At the AXIA trading desks.
Tuesday 5th & Wednesday 6th November 2024,
London, England.

“It can’t be this good! Just wait…” so says Mario Kyriacou. He’s dressed in all black sweats, trainers—and right where the crown lies heavy fits the trader’s most favoured headgear: Make America Great Again in classic red.

The demands of a forward-looking prop firm place Kyriacou in many roles, but tonight he plays the traditional risk manager. An entire wall of monitors—and more—lines his room: The Risk Room. Grids display trader positions, other information, P&Ls, and pending orders. Other windows show monitoring, trading, tracking, failsafes, and price ladders—all forming the central nexus of a 150-trader firm spanning London, Limassol, Wrocław and beyond. And his instincts are sharp—“Amedeo—check the risk, see if anyone’s tryin’ to fade that crap,” he interjects into the long night as some flow and headlines blip the price ladders. After managing so many traders, each with their attitudes, behaviours, styles and risk profiles—he knows the response mechanisms, that Pavlovian desire for that one more mouse tap; one more small fade that surely will turn out well…

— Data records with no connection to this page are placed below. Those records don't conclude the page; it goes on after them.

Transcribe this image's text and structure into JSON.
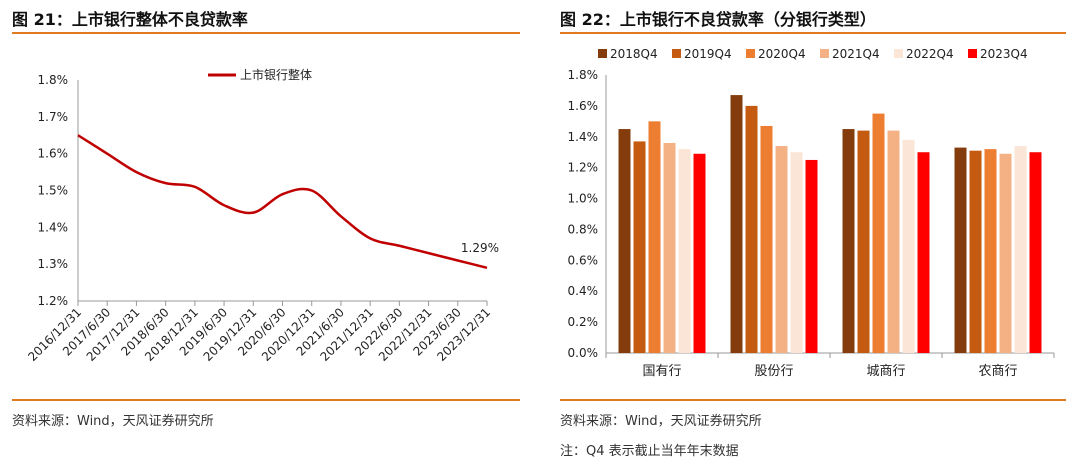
{
  "left": {
    "title": "图 21：上市银行整体不良贷款率",
    "source": "资料来源：Wind，天风证券研究所"
  },
  "right": {
    "title": "图 22：上市银行不良贷款率（分银行类型）",
    "source": "资料来源：Wind，天风证券研究所",
    "note": "注：Q4 表示截止当年年末数据"
  },
  "colors": {
    "accent": "#e07a1f"
  },
  "chart_data": [
    {
      "type": "line",
      "title": "",
      "xlabel": "",
      "ylabel": "",
      "ylim": [
        1.2,
        1.8
      ],
      "yticks": [
        "1.2%",
        "1.3%",
        "1.4%",
        "1.5%",
        "1.6%",
        "1.7%",
        "1.8%"
      ],
      "ytick_values": [
        1.2,
        1.3,
        1.4,
        1.5,
        1.6,
        1.7,
        1.8
      ],
      "x": [
        "2016/12/31",
        "2017/6/30",
        "2017/12/31",
        "2018/6/30",
        "2018/12/31",
        "2019/6/30",
        "2019/12/31",
        "2020/6/30",
        "2020/12/31",
        "2021/6/30",
        "2021/12/31",
        "2022/6/30",
        "2022/12/31",
        "2023/6/30",
        "2023/12/31"
      ],
      "series": [
        {
          "name": "上市银行整体",
          "color": "#c00000",
          "values": [
            1.65,
            1.6,
            1.55,
            1.52,
            1.51,
            1.46,
            1.44,
            1.49,
            1.5,
            1.43,
            1.37,
            1.35,
            1.33,
            1.31,
            1.29
          ]
        }
      ],
      "annotation": "1.29%",
      "grid": false,
      "legend": "top"
    },
    {
      "type": "bar",
      "title": "",
      "xlabel": "",
      "ylabel": "",
      "ylim": [
        0.0,
        1.8
      ],
      "yticks": [
        "0.0%",
        "0.2%",
        "0.4%",
        "0.6%",
        "0.8%",
        "1.0%",
        "1.2%",
        "1.4%",
        "1.6%",
        "1.8%"
      ],
      "ytick_values": [
        0.0,
        0.2,
        0.4,
        0.6,
        0.8,
        1.0,
        1.2,
        1.4,
        1.6,
        1.8
      ],
      "categories": [
        "国有行",
        "股份行",
        "城商行",
        "农商行"
      ],
      "series": [
        {
          "name": "2018Q4",
          "color": "#843c0c",
          "values": [
            1.45,
            1.67,
            1.45,
            1.33
          ]
        },
        {
          "name": "2019Q4",
          "color": "#c55a11",
          "values": [
            1.37,
            1.6,
            1.44,
            1.31
          ]
        },
        {
          "name": "2020Q4",
          "color": "#ed7d31",
          "values": [
            1.5,
            1.47,
            1.55,
            1.32
          ]
        },
        {
          "name": "2021Q4",
          "color": "#f4b183",
          "values": [
            1.36,
            1.34,
            1.44,
            1.29
          ]
        },
        {
          "name": "2022Q4",
          "color": "#fbe5d6",
          "values": [
            1.32,
            1.3,
            1.38,
            1.34
          ]
        },
        {
          "name": "2023Q4",
          "color": "#ff0000",
          "values": [
            1.29,
            1.25,
            1.3,
            1.3
          ]
        }
      ],
      "grid": false,
      "legend": "top"
    }
  ]
}
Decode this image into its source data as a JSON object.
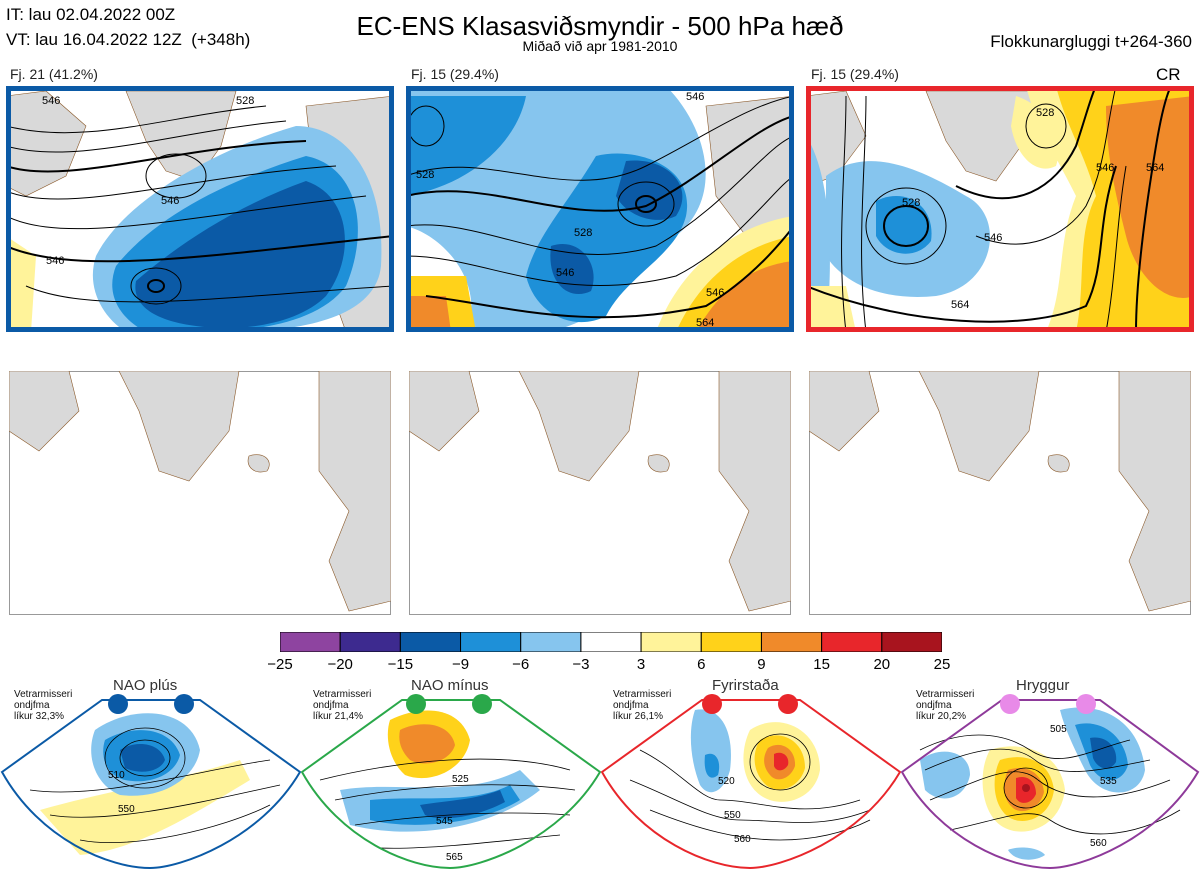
{
  "header": {
    "it_line": "IT: lau 02.04.2022 00Z",
    "vt_line": "VT: lau 16.04.2022 12Z  (+348h)",
    "title": "EC-ENS Klasasviðsmyndir - 500 hPa hæð",
    "subtitle": "Miðað við apr 1981-2010",
    "window": "Flokkunargluggi t+264-360"
  },
  "clusters": [
    {
      "label": "Fj. 21 (41.2%)",
      "frame_color": "#0b5aa6",
      "contours": [
        "546",
        "546",
        "528",
        "546"
      ],
      "tag": ""
    },
    {
      "label": "Fj. 15 (29.4%)",
      "frame_color": "#0b5aa6",
      "contours": [
        "528",
        "528",
        "546",
        "546",
        "546",
        "564"
      ],
      "tag": ""
    },
    {
      "label": "Fj. 15 (29.4%)",
      "frame_color": "#e8262b",
      "contours": [
        "528",
        "528",
        "546",
        "564",
        "546",
        "564"
      ],
      "tag": "CR"
    }
  ],
  "colorbar": {
    "ticks": [
      "−25",
      "−20",
      "−15",
      "−9",
      "−6",
      "−3",
      "3",
      "6",
      "9",
      "15",
      "20",
      "25"
    ],
    "colors": [
      "#8e44a0",
      "#3d2a8f",
      "#0b5aa6",
      "#1e90d8",
      "#86c5ee",
      "#ffffff",
      "#fff39a",
      "#ffd21a",
      "#f08a2a",
      "#e8262b",
      "#a8141e"
    ]
  },
  "regimes": [
    {
      "name": "NAO plús",
      "info": [
        "Vetrarmisseri",
        "ondjfma",
        "líkur 32,3%"
      ],
      "color": "#0b5aa6",
      "contours": [
        "510",
        "550"
      ]
    },
    {
      "name": "NAO mínus",
      "info": [
        "Vetrarmisseri",
        "ondjfma",
        "líkur 21,4%"
      ],
      "color": "#2aa84a",
      "contours": [
        "525",
        "545",
        "565"
      ]
    },
    {
      "name": "Fyrirstaða",
      "info": [
        "Vetrarmisseri",
        "ondjfma",
        "líkur 26,1%"
      ],
      "color": "#e8262b",
      "contours": [
        "520",
        "550",
        "560"
      ]
    },
    {
      "name": "Hryggur",
      "info": [
        "Vetrarmisseri",
        "ondjfma",
        "líkur 20,2%"
      ],
      "color": "#8e3a9a",
      "contours": [
        "505",
        "535",
        "560"
      ]
    }
  ]
}
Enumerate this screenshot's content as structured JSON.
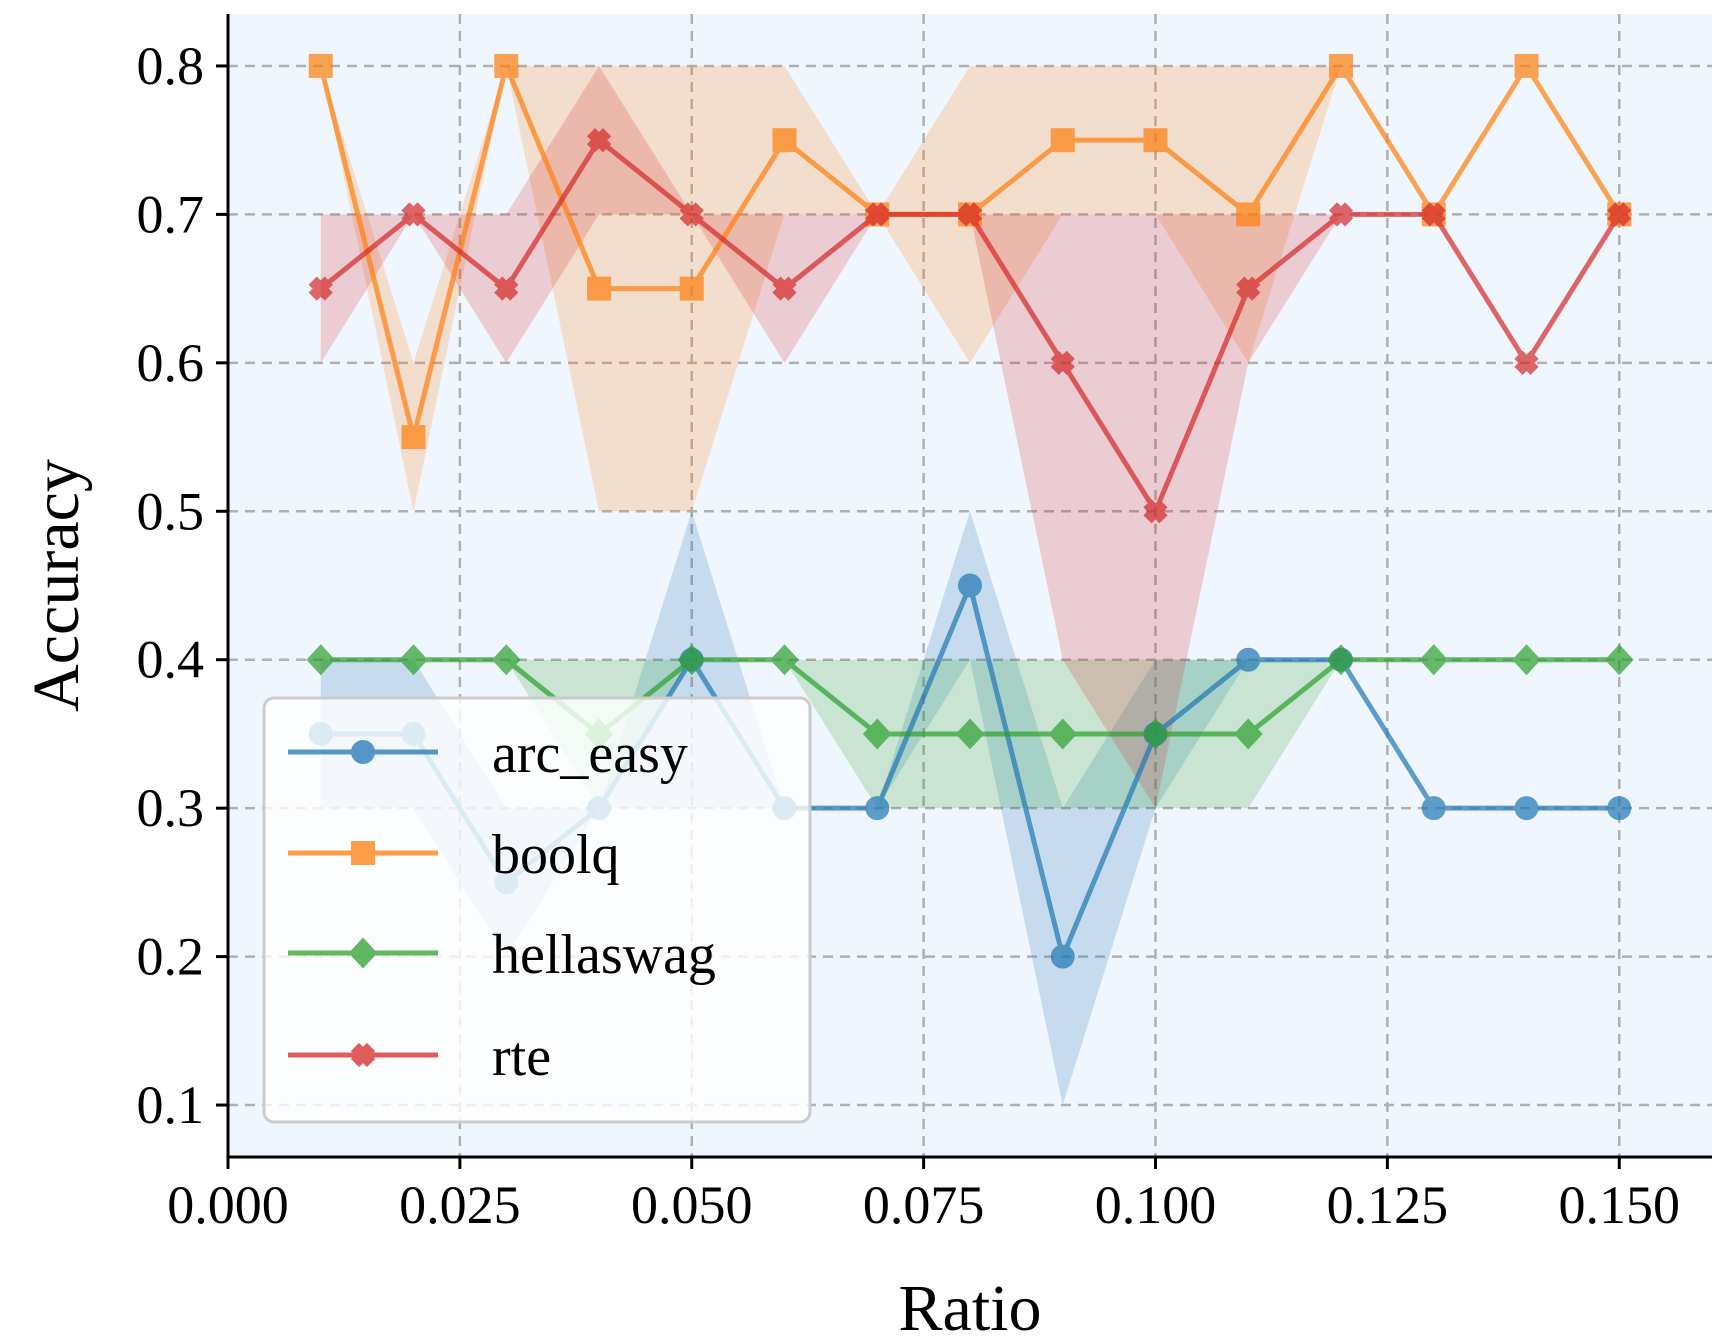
{
  "chart_data": {
    "type": "line",
    "xlabel": "Ratio",
    "ylabel": "Accuracy",
    "xlim": [
      0.0,
      0.16
    ],
    "ylim": [
      0.065,
      0.835
    ],
    "xticks": [
      0.0,
      0.025,
      0.05,
      0.075,
      0.1,
      0.125,
      0.15
    ],
    "xtick_labels": [
      "0.000",
      "0.025",
      "0.050",
      "0.075",
      "0.100",
      "0.125",
      "0.150"
    ],
    "yticks": [
      0.1,
      0.2,
      0.3,
      0.4,
      0.5,
      0.6,
      0.7,
      0.8
    ],
    "ytick_labels": [
      "0.1",
      "0.2",
      "0.3",
      "0.4",
      "0.5",
      "0.6",
      "0.7",
      "0.8"
    ],
    "grid": true,
    "legend_position": "lower-left",
    "background_color": "#f0f6fd",
    "x": [
      0.01,
      0.02,
      0.03,
      0.04,
      0.05,
      0.06,
      0.07,
      0.08,
      0.09,
      0.1,
      0.11,
      0.12,
      0.13,
      0.14,
      0.15
    ],
    "series": [
      {
        "name": "arc_easy",
        "color": "#1f77b4",
        "marker": "circle",
        "values": [
          0.35,
          0.35,
          0.25,
          0.3,
          0.4,
          0.3,
          0.3,
          0.45,
          0.2,
          0.35,
          0.4,
          0.4,
          0.3,
          0.3,
          0.3
        ],
        "band_low": [
          0.3,
          0.3,
          0.2,
          0.3,
          0.3,
          0.3,
          0.3,
          0.4,
          0.1,
          0.3,
          0.4,
          0.4,
          0.3,
          0.3,
          0.3
        ],
        "band_high": [
          0.4,
          0.4,
          0.3,
          0.3,
          0.5,
          0.3,
          0.3,
          0.5,
          0.3,
          0.4,
          0.4,
          0.4,
          0.3,
          0.3,
          0.3
        ]
      },
      {
        "name": "boolq",
        "color": "#ff7f0e",
        "marker": "square",
        "values": [
          0.8,
          0.55,
          0.8,
          0.65,
          0.65,
          0.75,
          0.7,
          0.7,
          0.75,
          0.75,
          0.7,
          0.8,
          0.7,
          0.8,
          0.7
        ],
        "band_low": [
          0.8,
          0.5,
          0.8,
          0.5,
          0.5,
          0.7,
          0.7,
          0.6,
          0.7,
          0.7,
          0.6,
          0.8,
          0.7,
          0.8,
          0.7
        ],
        "band_high": [
          0.8,
          0.6,
          0.8,
          0.8,
          0.8,
          0.8,
          0.7,
          0.8,
          0.8,
          0.8,
          0.8,
          0.8,
          0.7,
          0.8,
          0.7
        ]
      },
      {
        "name": "hellaswag",
        "color": "#2ca02c",
        "marker": "diamond",
        "values": [
          0.4,
          0.4,
          0.4,
          0.35,
          0.4,
          0.4,
          0.35,
          0.35,
          0.35,
          0.35,
          0.35,
          0.4,
          0.4,
          0.4,
          0.4
        ],
        "band_low": [
          0.4,
          0.4,
          0.4,
          0.3,
          0.4,
          0.4,
          0.3,
          0.3,
          0.3,
          0.3,
          0.3,
          0.4,
          0.4,
          0.4,
          0.4
        ],
        "band_high": [
          0.4,
          0.4,
          0.4,
          0.4,
          0.4,
          0.4,
          0.4,
          0.4,
          0.4,
          0.4,
          0.4,
          0.4,
          0.4,
          0.4,
          0.4
        ]
      },
      {
        "name": "rte",
        "color": "#d62728",
        "marker": "x",
        "values": [
          0.65,
          0.7,
          0.65,
          0.75,
          0.7,
          0.65,
          0.7,
          0.7,
          0.6,
          0.5,
          0.65,
          0.7,
          0.7,
          0.6,
          0.7
        ],
        "band_low": [
          0.6,
          0.7,
          0.6,
          0.7,
          0.7,
          0.6,
          0.7,
          0.7,
          0.4,
          0.3,
          0.6,
          0.7,
          0.7,
          0.6,
          0.7
        ],
        "band_high": [
          0.7,
          0.7,
          0.7,
          0.8,
          0.7,
          0.7,
          0.7,
          0.7,
          0.7,
          0.7,
          0.7,
          0.7,
          0.7,
          0.6,
          0.7
        ]
      }
    ]
  }
}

But now he stands before these monitors, chest out, hands behind his back, looking further—beyond—like a ship's Captain fitted with their Navy command ball cap on Deck. Because just over the beyond is always trouble.

Yet since midnight it’s been clean—too clean. The traders firm wide are doing well, building P&L slowly, squirrelling it away, and waiting for something. Shorts in Treasury futures, the Euro; longs in the S&P and CME’s Bitcoin futures. It’s all paying out.

But where is the twist? The drama! The markets just keep… going. No sharp reversals, no counterintuitive stuff going on. If you wanted the Trump Trade, you could just get on, and the market doesn’t want to even give you a real challenge getting it. The traders keep building and building, some crossed six-figures P&L on the night long ago, others are about to cross that threshold too. But there is always that moment, Kyriacou says, where it all goes to hell; that clincher moment—the twist!the fight!—and then the traders resurface, pull through and go home. He calls all of this a “wobble,” but he isn’t one for dramatics either.